Cette proposition de loi organique est partielle et partiale. Partielle en ce qu’elle n’aborde pas toutes les questions que soulève l’exercice du mandat parlementaire. Partiale en ce qu’elle se contente de fustiger, en utilisant un vocabulaire ad hoc, certes consacré en la matière, mais qui ne reflète absolument pas la réalité de la pratique.
Ainsi, au lieu de parler de l’« exercice » des mandats électifs et d’évoquer la question de la « complémentarité » éventuelle entre les mandats nationaux et locaux, on préfère utiliser le terme de « cumul », qui a une connotation bien plus négative : on teinte ainsi d’une grande véhémence ce que l’on dit être l’opinion de nos concitoyens à propos de ce « cumul ».
L’opinion serait, paraît-il, vent debout contre « ces cumulards patentés » qui dénatureraient la démocratie. Pourtant, selon un sondage BVA-Orange-L’Express du 21 mai 2008, cité dans un rapport du député Jacques Valax, une courte majorité seulement des Français – 44 % contre 42 % – préférerait que les parlementaires n’exercent qu’une seule fonction.
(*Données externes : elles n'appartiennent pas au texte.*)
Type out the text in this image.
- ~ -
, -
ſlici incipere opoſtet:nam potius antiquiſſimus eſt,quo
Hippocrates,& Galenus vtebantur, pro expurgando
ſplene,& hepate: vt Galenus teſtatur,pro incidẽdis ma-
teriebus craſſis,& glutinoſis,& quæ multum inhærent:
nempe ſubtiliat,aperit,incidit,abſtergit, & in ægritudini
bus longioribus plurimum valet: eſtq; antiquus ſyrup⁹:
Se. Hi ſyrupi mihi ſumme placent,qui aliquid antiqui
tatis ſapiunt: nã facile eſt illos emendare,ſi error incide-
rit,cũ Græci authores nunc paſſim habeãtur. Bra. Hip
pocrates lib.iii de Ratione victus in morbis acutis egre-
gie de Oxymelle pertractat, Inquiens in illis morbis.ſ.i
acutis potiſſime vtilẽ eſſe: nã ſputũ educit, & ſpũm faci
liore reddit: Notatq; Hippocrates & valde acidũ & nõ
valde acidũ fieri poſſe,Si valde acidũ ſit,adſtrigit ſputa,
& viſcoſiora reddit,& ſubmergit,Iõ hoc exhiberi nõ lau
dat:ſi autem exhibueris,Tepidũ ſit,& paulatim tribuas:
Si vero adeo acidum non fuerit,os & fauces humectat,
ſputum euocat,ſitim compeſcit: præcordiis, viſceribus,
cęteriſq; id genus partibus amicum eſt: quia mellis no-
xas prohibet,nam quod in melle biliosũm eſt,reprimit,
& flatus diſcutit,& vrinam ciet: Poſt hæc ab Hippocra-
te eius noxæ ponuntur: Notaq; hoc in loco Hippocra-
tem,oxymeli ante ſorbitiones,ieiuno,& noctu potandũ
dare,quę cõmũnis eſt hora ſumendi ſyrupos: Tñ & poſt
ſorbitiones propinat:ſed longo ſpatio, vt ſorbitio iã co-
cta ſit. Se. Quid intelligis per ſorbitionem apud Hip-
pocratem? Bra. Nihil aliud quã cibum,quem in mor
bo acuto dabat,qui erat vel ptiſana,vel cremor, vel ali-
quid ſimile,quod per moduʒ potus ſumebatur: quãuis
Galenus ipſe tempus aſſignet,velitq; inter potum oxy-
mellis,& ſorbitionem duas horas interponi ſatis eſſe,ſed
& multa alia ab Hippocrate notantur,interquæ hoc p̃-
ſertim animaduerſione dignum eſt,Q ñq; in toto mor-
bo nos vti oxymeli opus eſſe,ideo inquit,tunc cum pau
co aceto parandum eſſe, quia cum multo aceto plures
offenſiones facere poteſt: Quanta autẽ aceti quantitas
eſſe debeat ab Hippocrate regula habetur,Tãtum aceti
Par ailleurs, quand un peu plus de 70 % des Français disent vouloir un maire à temps complet, cela signifie-t-il qu’ils souhaitent que le maire de leur commune, non seulement ne cumule pas cette fonction avec celle d’un mandat parlementaire, mais cesse également toute activité professionnelle pour se consacrer exclusivement aux affaires de la commune ? Je crois qu’un tel chiffre traduit avant tout l’attachement de nos concitoyens à ce mandat de proximité et qu’il ne faut pas en tirer trop de conclusions au-delà.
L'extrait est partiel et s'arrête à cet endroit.